Tuesday, October 11, 2011

A change of plans, but not really

For a few different reasons I ended up donating plasma this morning, which for the past couple weeks I avoided so I would not confuse hunger symptoms wth any actual medical problems. In addition, I forgot that I had made a play date with a neighbor and her daughter, and she so kindly made us all lunch afterward, which I felt would be rude to refuse. Hmmm, so where does that leave me this Tuesday afternoon, when I am supposed to be reporting here about my prayer and fasting experience today? I thought first about just waiting until tomorrow to fast, pray and post, or about praying and posting today and fasting tomorrow, or just waiting until next Tuesday, etc. Even though this produced some extra mental and emotional 'strain', I realized I am thinking about this for such a good reason- having a wonderful neighbor/friend, friend for my children, a generous meal, good conversation....which just has to lead me to praise God- whether I planned to pray or not, it is just happening. And this praise happened to lead me to what I felt on my heart to pray about since last night, hearing about a tragic loss some friends are experiencing. I am by nature a very social person, love talking and hanging out with new people, learning new things, but sometimes I catch myself thinking that it is all for MY benefit- what can this person/organization offer me, it is 'worth' my time. When I heard about this situation with our friends, I was reminded of God's purposes for friendship:

The Word: "Two are better than one, because they have a good reward for their labor. For if they fall, the one will lift up his companion." Ecclesiastes 4:9-10

Are you having flashbacks from a recent wedding? I have definitely come to believe that we need more than just our spouse in this world, because as we become more and more 'one', we will be grieved by the same things, possibly fall into the same traps, and need good friends to keep pushing us along in our labor, and lift us up. Good relationships do take a lot of work, vulnerabilty, honesty, etc. but they are so important in good times and bad. Thank you friends!

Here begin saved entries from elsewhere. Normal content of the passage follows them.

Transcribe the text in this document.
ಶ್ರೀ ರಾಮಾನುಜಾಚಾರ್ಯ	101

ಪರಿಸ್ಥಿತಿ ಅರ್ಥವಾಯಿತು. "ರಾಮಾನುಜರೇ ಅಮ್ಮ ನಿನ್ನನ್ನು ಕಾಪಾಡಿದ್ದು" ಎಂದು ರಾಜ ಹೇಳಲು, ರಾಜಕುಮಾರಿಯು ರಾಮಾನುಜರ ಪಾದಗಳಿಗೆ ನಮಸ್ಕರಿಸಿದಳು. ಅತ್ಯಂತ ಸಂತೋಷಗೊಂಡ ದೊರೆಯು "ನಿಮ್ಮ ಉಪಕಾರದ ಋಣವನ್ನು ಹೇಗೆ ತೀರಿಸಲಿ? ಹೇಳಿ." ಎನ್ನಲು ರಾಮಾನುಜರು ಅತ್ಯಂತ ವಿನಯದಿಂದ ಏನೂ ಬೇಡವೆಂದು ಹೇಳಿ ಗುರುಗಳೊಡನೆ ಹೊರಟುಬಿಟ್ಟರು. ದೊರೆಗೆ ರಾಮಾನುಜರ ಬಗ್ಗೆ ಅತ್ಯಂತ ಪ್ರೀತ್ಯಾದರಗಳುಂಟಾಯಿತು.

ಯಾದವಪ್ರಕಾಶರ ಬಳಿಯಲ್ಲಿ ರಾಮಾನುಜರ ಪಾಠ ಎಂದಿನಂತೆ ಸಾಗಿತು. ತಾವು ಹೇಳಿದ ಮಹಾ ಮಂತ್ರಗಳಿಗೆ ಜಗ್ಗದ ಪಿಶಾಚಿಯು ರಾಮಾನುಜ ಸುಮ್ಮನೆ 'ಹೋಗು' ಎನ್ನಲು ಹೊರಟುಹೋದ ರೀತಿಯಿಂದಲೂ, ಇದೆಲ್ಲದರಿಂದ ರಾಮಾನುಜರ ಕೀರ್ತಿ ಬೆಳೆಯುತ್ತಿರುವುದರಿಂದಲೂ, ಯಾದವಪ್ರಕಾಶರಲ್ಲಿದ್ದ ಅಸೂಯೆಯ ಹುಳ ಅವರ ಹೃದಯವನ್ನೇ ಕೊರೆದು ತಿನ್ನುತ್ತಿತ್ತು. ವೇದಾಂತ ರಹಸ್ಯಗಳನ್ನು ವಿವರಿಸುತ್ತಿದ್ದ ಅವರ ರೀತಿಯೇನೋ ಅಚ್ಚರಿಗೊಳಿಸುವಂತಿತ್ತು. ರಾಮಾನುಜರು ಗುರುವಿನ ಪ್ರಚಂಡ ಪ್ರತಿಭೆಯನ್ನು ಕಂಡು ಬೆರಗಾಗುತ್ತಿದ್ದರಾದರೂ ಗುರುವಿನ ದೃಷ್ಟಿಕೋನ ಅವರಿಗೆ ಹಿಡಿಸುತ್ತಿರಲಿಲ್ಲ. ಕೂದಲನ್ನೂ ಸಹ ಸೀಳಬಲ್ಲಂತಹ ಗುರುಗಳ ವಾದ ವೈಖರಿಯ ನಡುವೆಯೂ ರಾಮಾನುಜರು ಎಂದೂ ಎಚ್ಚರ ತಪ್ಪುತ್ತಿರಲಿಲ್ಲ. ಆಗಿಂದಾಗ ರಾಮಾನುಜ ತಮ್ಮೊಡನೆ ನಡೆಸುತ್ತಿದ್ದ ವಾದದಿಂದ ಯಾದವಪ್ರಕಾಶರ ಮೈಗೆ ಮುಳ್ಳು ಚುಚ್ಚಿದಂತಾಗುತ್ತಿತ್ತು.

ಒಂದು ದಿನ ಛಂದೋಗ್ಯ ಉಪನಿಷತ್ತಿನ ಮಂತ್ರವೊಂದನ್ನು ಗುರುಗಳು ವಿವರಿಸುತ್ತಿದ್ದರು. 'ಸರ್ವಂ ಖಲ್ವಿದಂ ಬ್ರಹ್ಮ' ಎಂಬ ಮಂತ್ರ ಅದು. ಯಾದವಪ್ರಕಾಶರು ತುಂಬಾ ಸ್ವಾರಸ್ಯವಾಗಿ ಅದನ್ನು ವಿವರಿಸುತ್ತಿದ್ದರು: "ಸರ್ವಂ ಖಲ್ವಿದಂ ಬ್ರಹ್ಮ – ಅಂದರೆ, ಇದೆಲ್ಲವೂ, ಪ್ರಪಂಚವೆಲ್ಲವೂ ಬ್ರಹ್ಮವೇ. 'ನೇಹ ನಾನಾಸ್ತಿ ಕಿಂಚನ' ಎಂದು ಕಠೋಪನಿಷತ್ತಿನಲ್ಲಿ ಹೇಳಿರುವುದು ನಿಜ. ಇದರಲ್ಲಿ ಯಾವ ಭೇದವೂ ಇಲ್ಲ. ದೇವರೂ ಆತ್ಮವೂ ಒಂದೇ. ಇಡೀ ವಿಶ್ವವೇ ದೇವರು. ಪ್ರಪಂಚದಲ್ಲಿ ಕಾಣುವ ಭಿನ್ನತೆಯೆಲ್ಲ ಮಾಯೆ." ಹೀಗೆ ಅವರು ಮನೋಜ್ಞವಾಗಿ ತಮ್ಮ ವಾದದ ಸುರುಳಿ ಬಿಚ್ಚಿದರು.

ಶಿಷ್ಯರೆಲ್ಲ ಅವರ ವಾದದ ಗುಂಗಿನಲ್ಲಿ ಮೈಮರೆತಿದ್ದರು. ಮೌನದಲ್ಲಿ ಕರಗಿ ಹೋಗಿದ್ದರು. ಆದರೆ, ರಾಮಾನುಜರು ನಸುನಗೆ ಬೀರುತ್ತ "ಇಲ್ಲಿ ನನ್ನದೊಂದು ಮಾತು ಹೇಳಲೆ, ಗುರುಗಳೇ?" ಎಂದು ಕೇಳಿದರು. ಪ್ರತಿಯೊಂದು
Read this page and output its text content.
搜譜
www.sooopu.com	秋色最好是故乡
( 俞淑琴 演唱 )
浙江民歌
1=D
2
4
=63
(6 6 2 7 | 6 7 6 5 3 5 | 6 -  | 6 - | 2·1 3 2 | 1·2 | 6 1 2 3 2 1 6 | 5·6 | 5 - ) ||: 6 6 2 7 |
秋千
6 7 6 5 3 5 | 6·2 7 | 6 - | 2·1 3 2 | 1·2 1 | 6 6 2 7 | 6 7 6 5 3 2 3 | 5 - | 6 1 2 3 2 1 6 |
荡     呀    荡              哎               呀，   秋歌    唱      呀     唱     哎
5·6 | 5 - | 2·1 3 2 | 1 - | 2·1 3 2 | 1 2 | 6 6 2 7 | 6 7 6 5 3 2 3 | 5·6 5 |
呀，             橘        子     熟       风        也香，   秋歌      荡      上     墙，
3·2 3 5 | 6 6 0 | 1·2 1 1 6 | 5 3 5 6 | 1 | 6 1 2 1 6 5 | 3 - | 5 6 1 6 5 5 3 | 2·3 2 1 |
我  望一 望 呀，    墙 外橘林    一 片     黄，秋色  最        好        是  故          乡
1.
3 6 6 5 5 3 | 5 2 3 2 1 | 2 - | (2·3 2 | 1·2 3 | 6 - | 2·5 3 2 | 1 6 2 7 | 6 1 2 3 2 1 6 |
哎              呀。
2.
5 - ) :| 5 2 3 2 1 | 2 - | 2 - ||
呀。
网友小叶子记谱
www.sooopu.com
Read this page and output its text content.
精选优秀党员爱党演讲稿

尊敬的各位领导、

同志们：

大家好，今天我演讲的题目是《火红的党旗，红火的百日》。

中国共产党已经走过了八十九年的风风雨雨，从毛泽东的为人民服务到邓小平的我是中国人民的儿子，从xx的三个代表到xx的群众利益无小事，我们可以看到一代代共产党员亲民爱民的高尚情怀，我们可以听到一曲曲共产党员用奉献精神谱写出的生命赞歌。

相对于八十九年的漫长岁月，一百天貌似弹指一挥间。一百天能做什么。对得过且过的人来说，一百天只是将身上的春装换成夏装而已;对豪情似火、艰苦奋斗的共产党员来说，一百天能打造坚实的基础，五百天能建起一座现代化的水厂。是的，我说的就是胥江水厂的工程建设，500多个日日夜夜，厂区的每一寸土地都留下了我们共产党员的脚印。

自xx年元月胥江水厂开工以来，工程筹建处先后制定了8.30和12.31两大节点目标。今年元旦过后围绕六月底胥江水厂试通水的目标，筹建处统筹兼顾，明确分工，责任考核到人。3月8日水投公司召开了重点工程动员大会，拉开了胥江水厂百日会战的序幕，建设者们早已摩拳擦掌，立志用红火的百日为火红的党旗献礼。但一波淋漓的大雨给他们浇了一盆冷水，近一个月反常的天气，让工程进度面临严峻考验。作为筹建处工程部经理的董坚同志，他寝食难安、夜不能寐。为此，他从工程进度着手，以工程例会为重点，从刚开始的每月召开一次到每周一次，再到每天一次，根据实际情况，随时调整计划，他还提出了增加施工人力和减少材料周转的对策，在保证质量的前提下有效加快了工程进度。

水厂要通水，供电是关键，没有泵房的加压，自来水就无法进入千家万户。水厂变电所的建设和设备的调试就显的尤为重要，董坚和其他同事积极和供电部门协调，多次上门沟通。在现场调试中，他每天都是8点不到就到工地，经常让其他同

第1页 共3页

Prayer: For our new but dear friends in their tragedy- may you feel that God loves you, hears you, has not forsaken you. Thank you for sharing with us so we can grieve with you, love you, and uplift you.

Food: With all of the 'schedule changes' today, I am choosing to continue to pray (and post obviously) today, and wait until next Tuesday to fast. It was a good reminder that prayer and fasting is not just missing a meal. Today my heart is still deeply longing for comfort and healing for our friends, even with a full stomach because of great friends.